Hamburg.  Kaum eine Frau fühlt sich sicher, wenn sie in Hamburg, Berlin, Köln oder München unterwegs ist. Das ist das Ergebnis der von der Kinderschutzorganisation Plan International von Januar bis März 2020 durchgeführten Befragung „Safe in the City?“ zur gefühlten Sicherheit in deutschen Großstädten. Knapp 1000 Teilnehmerinnen setzten dazu auf interaktiven Städtekarten Markierungen an Orten, die sie in der Hauptsache abends und in der Nacht als sicher oder unsicher erlebt hatten. In Hamburg fühlen sich die Mädchen und Frauen vor allem am Hauptbahnhof und auf der Reeperbahn unsicher.

Von den in Hamburg gesetzten Ortsmarkierungen wurden 85 Prozent als negativ eingestuft. Die Frauen begründeten dies beispielsweise mit aufdringlichen Sprüchen beim Joggen im Park, mit schlecht beleuchteten Straßen auf dem Heimweg, Verfolgungen oder unsittlichen Berührungen. Vor allem auf den Straßen (53 Prozent), in öffentlichen Verkehrsmitteln (19 Prozent) und in Parks (19 Prozent) fühlten sich die Hamburgerinnen unsicher – besonders nachts.
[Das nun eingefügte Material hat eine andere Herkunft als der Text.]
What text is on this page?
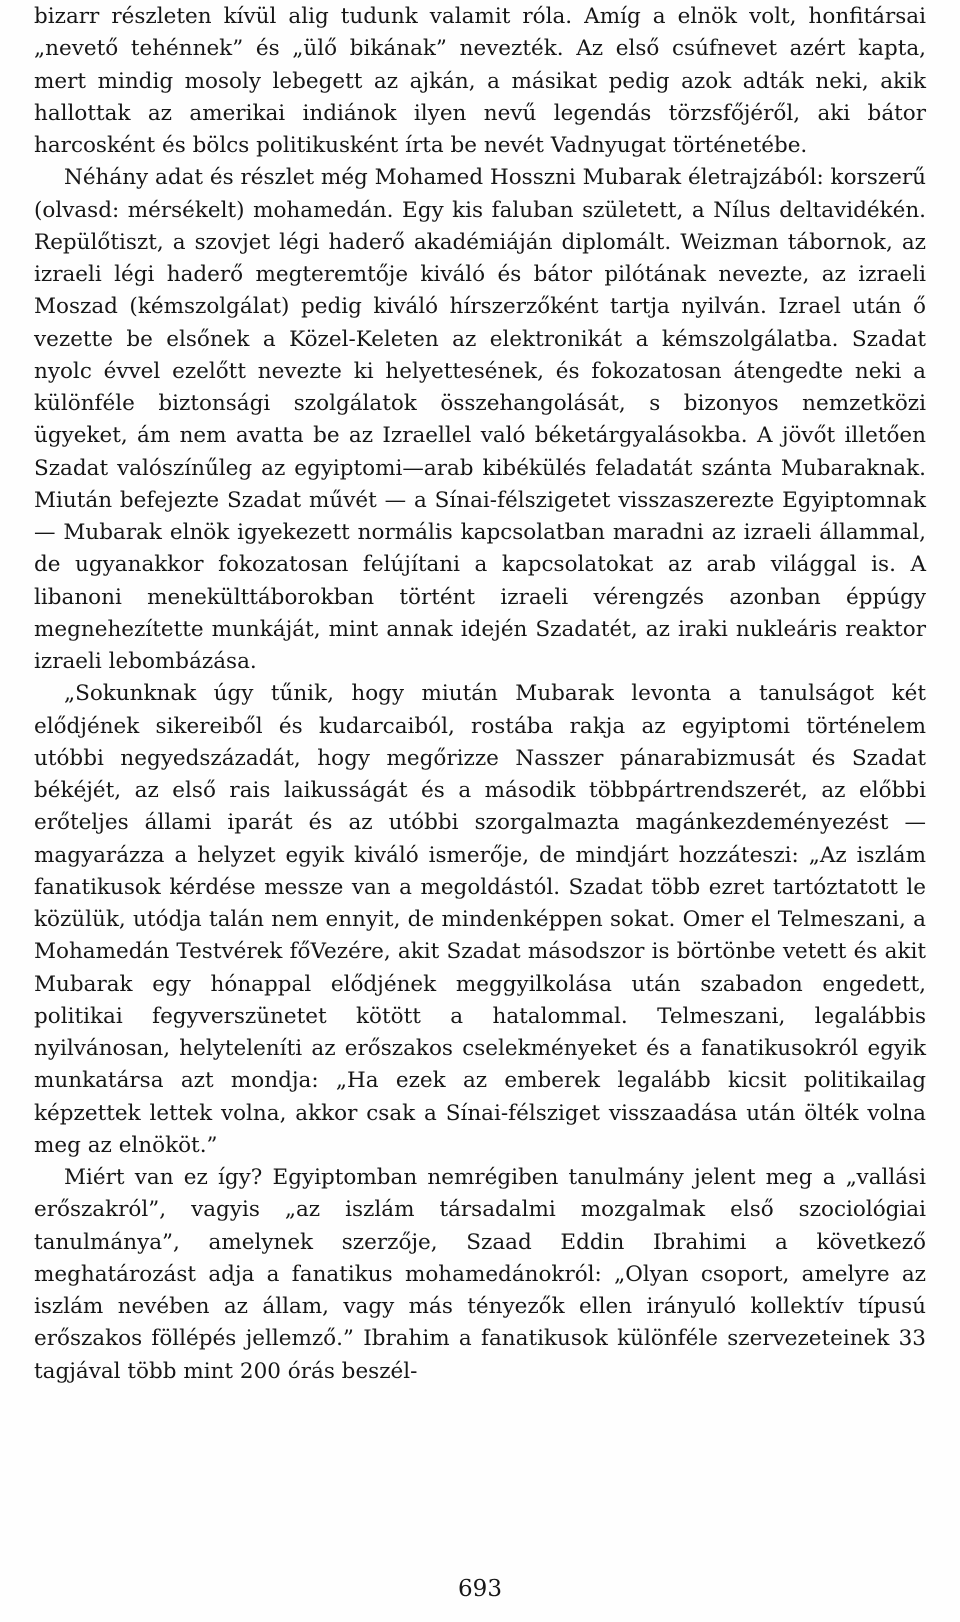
bizarr részleten kívül alig tudunk valamit róla. Amíg a elnök volt, honfitársai „nevető tehénnek” és „ülő bikának” nevezték. Az első csúfnevet azért kapta, mert mindig mosoly lebegett az ajkán, a másikat pedig azok adták neki, akik hallottak az amerikai indiánok ilyen nevű legendás törzsfőjéről, aki bátor harcosként és bölcs politikusként írta be nevét Vadnyugat történetébe.

Néhány adat és részlet még Mohamed Hosszni Mubarak életrajzából: korszerű (olvasd: mérsékelt) mohamedán. Egy kis faluban született, a Nílus deltavidékén. Repülőtiszt, a szovjet légi haderő akadémiáján diplomált. Weizman tábornok, az izraeli légi haderő megteremtője kiváló és bátor pilótának nevezte, az izraeli Moszad (kémszolgálat) pedig kiváló hírszerzőként tartja nyilván. Izrael után ő vezette be elsőnek a Közel-Keleten az elektronikát a kémszolgálatba. Szadat nyolc évvel ezelőtt nevezte ki helyettesének, és fokozatosan átengedte neki a különféle biztonsági szolgálatok összehangolását, s bizonyos nemzetközi ügyeket, ám nem avatta be az Izraellel való béketárgyalásokba. A jövőt illetően Szadat valószínűleg az egyiptomi—arab kibékülés feladatát szánta Mubaraknak. Miután befejezte Szadat művét — a Sínai-félszigetet visszaszerezte Egyiptomnak — Mubarak elnök igyekezett normális kapcsolatban maradni az izraeli állammal, de ugyanakkor fokozatosan felújítani a kapcsolatokat az arab világgal is. A libanoni menekülttáborokban történt izraeli vérengzés azonban éppúgy megnehezítette munkáját, mint annak idején Szadatét, az iraki nukleáris reaktor izraeli lebombázása.

„Sokunknak úgy tűnik, hogy miután Mubarak levonta a tanulságot két elődjének sikereiből és kudarcaiból, rostába rakja az egyiptomi történelem utóbbi negyedszázadát, hogy megőrizze Nasszer pánarabizmusát és Szadat békéjét, az első rais laikusságát és a második többpártrendszerét, az előbbi erőteljes állami iparát és az utóbbi szorgalmazta magánkezdeményezést — magyarázza a helyzet egyik kiváló ismerője, de mindjárt hozzáteszi: „Az iszlám fanatikusok kérdése messze van a megoldástól. Szadat több ezret tartóztatott le közülük, utódja talán nem ennyit, de mindenképpen sokat. Omer el Telmeszani, a Mohamedán Testvérek főVezére, akit Szadat másodszor is börtönbe vetett és akit Mubarak egy hónappal elődjének meggyilkolása után szabadon engedett, politikai fegyverszünetet kötött a hatalommal. Telmeszani, legalábbis nyilvánosan, helyteleníti az erőszakos cselekményeket és a fanatikusokról egyik munkatársa azt mondja: „Ha ezek az emberek legalább kicsit politikailag képzettek lettek volna, akkor csak a Sínai-félsziget visszaadása után ölték volna meg az elnököt.”

Miért van ez így? Egyiptomban nemrégiben tanulmány jelent meg a „vallási erőszakról”, vagyis „az iszlám társadalmi mozgalmak első szociológiai tanulmánya”, amelynek szerzője, Szaad Eddin Ibrahimi a következő meghatározást adja a fanatikus mohamedánokról: „Olyan csoport, amelyre az iszlám nevében az állam, vagy más tényezők ellen irányuló kollektív típusú erőszakos föllépés jellemző.” Ibrahim a fanatikusok különféle szervezeteinek 33 tagjával több mint 200 órás beszél-

693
Schlecht beleuchtete Wege und einsame Gegenden verunsichern Frauen

Maike Röttger, Geschäftsführerin von Plan International Deutschland sagte: „Unsere Umfrage zeigt, dass Mädchen und Frauen sich in ihrer Stadt nicht wirklich sicher und frei bewegen können. Im Schnitt hat jede der Teilnehmerinnen einen unsicheren Ort in ihrem Umfeld markiert.“ Jede vierte Frau habe sexuelle Belästigung erlebt und jede fünfte sei schon einmal verfolgt, beschimpft und bedroht worden. „Ein Ergebnis, das uns sehr zu denken gibt“, so Röttger.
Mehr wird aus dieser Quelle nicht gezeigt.